En el cuerpo también podemos exagerar con la grasa. Demasiada grasa, no importa si es buena o mala, sobrepasa nuestras capacidades. Es como cuando nos ponemos demasiada crema en la cara. Los fisiólogos nutricionales recomiendan cubrir entre el 25 y como máximo el 30% de la demanda diaria de energía mediante grasa, lo que equivaldría de promedio a unos 55 a 66 gramos al día (las personas corpulentas y deportivas pueden ingerir un poco más), mientras que es preferible que esta cantidad sea inferior en personas pequeñas y sedentarias. Con un Big Mac habremos cubierto prácticamente la mitad de la necesidad diaria de grasa, aunque cabría preguntarse con qué tipo de grasa. Con un sándwich de pollo teriyaki de la cadena de comida rápida Subway solo obtenemos 2 gramos… cómo conseguir los 53 gramos necesarios restantes queda al libre albedrío de cada cual.

Tras los hidratos de carbono y la grasa, ahora solo nos falta abordar el tercer, y más desconocido, componente básico de nuestra alimentación: los aminoácidos. Es una imagen cómica, pero tanto el tofu neutro o con sabor a nueces como la carne especiada están compuestos de múltiples ácidos pequeños. Al igual que en el caso de los hidratos de carbono, estos pequeños componentes se alinean para formar cadenas. Por ello, tienen un sabor diferente y al final también reciben un nombre distinto, concretamente proteínas. En el intestino delgado las enzimas digestivas descomponen la estructura, y la pared intestinal se apropia de los preciados elementos individuales. Existen veinte tipos de aminoácidos y posibilidades infinitas de combinación para crear las proteínas más diversas. Nosotros los seres humanos construimos con ellas, entre otras muchas cosas, nuestro ADN, nuestra herencia genética, con cada nueva célula que fabricamos a diario. Esto también lo hacen todos los demás seres vivos, tanto plantas como animales. Por este motivo, todo lo que se puede comer en la naturaleza contiene proteínas.

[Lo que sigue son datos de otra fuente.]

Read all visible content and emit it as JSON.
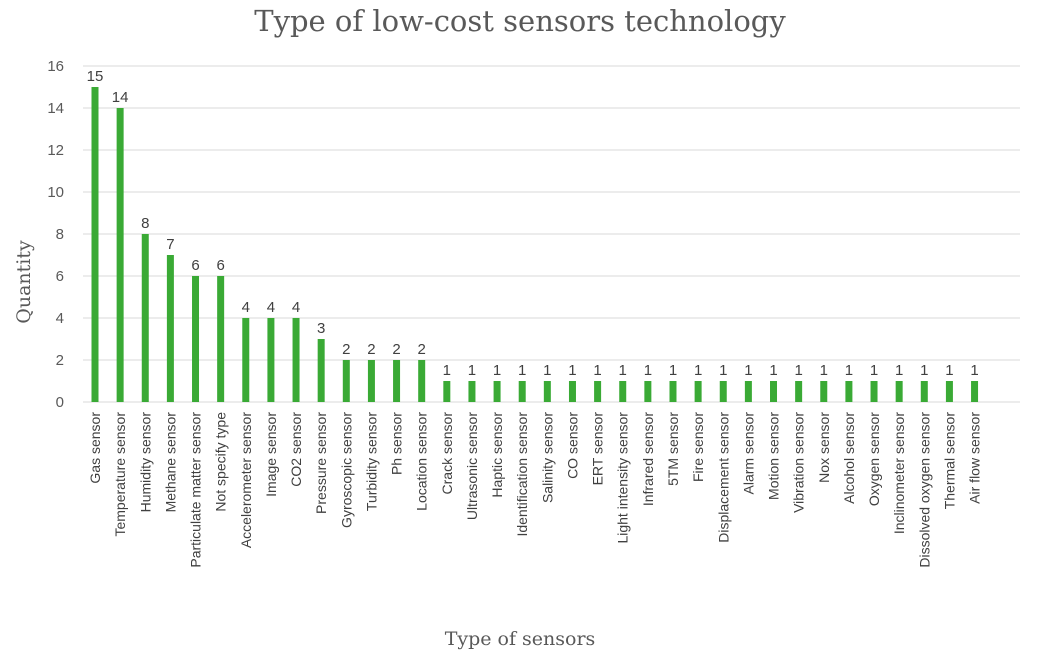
{
  "chart_data": {
    "type": "bar",
    "title": "Type of low-cost sensors technology",
    "xlabel": "Type of sensors",
    "ylabel": "Quantity",
    "ylim": [
      0,
      16
    ],
    "yticks": [
      0,
      2,
      4,
      6,
      8,
      10,
      12,
      14,
      16
    ],
    "grid": true,
    "legend": "none",
    "bar_color": "#3aaa35",
    "grid_color": "#d9d9d9",
    "categories": [
      "Gas sensor",
      "Temperature sensor",
      "Humidity sensor",
      "Methane sensor",
      "Particulate matter sensor",
      "Not specify type",
      "Accelerometer sensor",
      "Image sensor",
      "CO2 sensor",
      "Pressure sensor",
      "Gyroscopic sensor",
      "Turbidity sensor",
      "Ph sensor",
      "Location sensor",
      "Crack sensor",
      "Ultrasonic sensor",
      "Haptic sensor",
      "Identification sensor",
      "Salinity sensor",
      "CO sensor",
      "ERT sensor",
      "Light intensity sensor",
      "Infrared sensor",
      "5TM sensor",
      "Fire sensor",
      "Displacement sensor",
      "Alarm sensor",
      "Motion sensor",
      "Vibration sensor",
      "Nox sensor",
      "Alcohol sensor",
      "Oxygen sensor",
      "Inclinometer sensor",
      "Dissolved oxygen sensor",
      "Thermal sensor",
      "Air flow sensor"
    ],
    "values": [
      15,
      14,
      8,
      7,
      6,
      6,
      4,
      4,
      4,
      3,
      2,
      2,
      2,
      2,
      1,
      1,
      1,
      1,
      1,
      1,
      1,
      1,
      1,
      1,
      1,
      1,
      1,
      1,
      1,
      1,
      1,
      1,
      1,
      1,
      1,
      1
    ]
  }
}
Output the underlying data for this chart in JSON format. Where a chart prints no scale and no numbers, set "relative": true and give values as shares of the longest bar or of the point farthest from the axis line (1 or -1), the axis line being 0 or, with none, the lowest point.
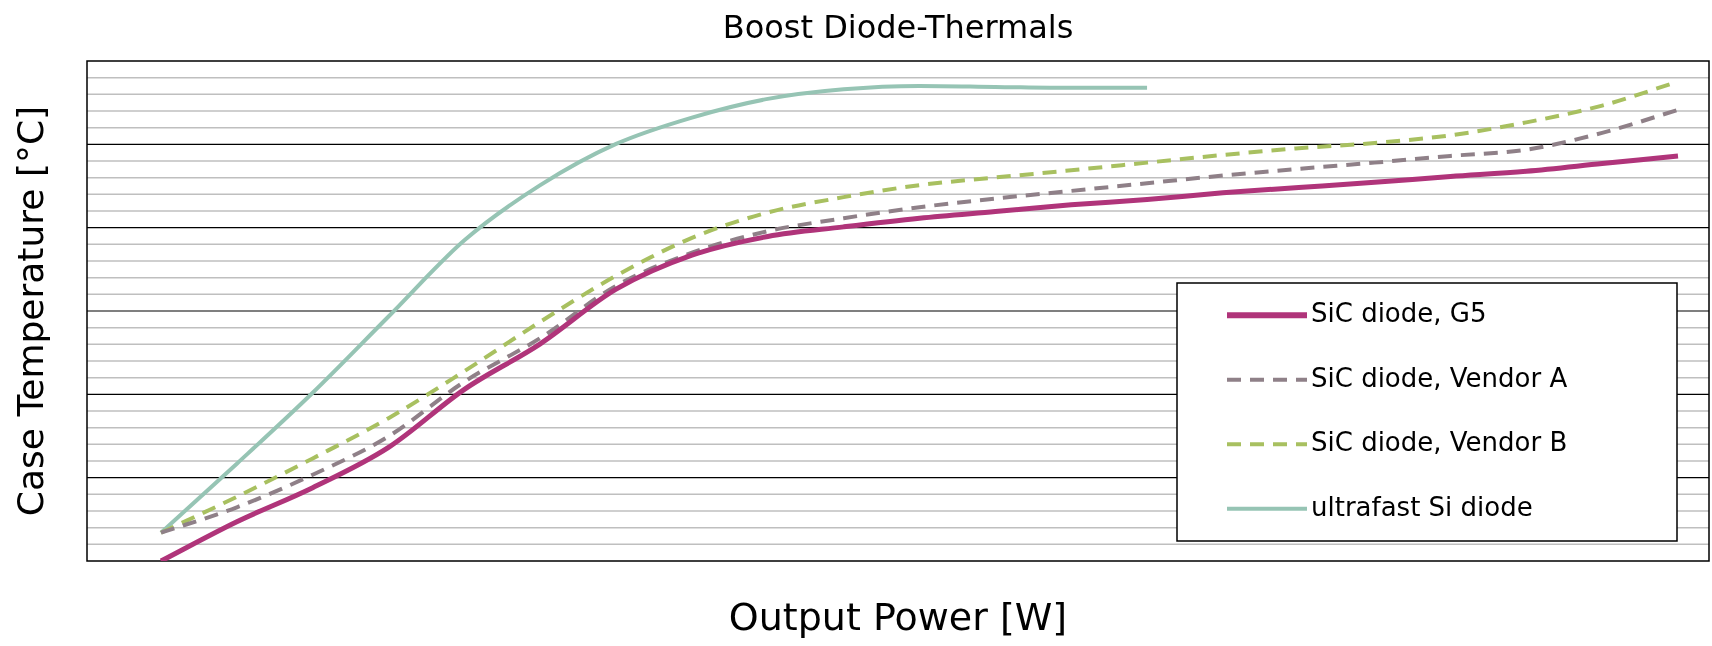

No obstante, alimentarse sin carne y no presentar carencias nutricionales es más difícil de lo que muchos piensan: las plantas fabrican proteínas distintas a las de los animales, y muchas veces aprovechan tan poco de un aminoácido que sus proteínas se denominan incompletas. Si entonces a partir de sus aminoácidos queremos construir proteínas propias, la cadena solo alcanza hasta que se agota el último aminoácido. Entonces, las proteínas incompletas se destruyen de nuevo y eliminamos por la orina los pequeños ácidos o los reciclamos de algún otro modo. Las judías carecen del aminoácido metionina, mientras que el arroz y el trigo (y, por lo tanto, el seitán) carecen de lisina, y ¡al maíz incluso le faltan dos: la lisina y el triptófano! Sin embargo, esto no constituye el triunfo definitivo de los amantes de la carne frente a los que no comen carne: lo único que pasa es que los vegetarianos y los veganos deben combinar los alimentos de forma más inteligente.

Aunque las judías no tengan metionina, sí que contienen muchísima lisina. Por lo tanto, una tortilla de trigo con pasta de judías y un sabroso relleno proporciona todos los aminoácidos necesarios para la producción propia de proteínas. Quienes coman huevos y queso, también pueden compensar la proteína incompleta con estos alimentos. Desde hace siglos en muchos países las personas ingieren de forma totalmente intuitiva comidas cuyos componentes se complementan: arroz con judías, pasta con queso, pan árabe con humus o tostadas con mantequilla de cacahuete. En teoría, ni tan siquiera es necesario combinar los alimentos en una misma comida; basta con que se combinen a lo largo del día (este tipo de combinaciones son incluso una inspiración muy útil cuando no sabemos qué cocinar). También existen plantas que contienen todos los aminoácidos importantes en cantidades suficientes: la soja y la quinua, o también el amaranto, las algas espirulina, el alforfón y las semillas de chía. Con razón el tofu se ha ganado su reputación como sustituto de la carne, pero hay una limitación y es que cada vez más personas presentan reacciones alérgicas al mismo.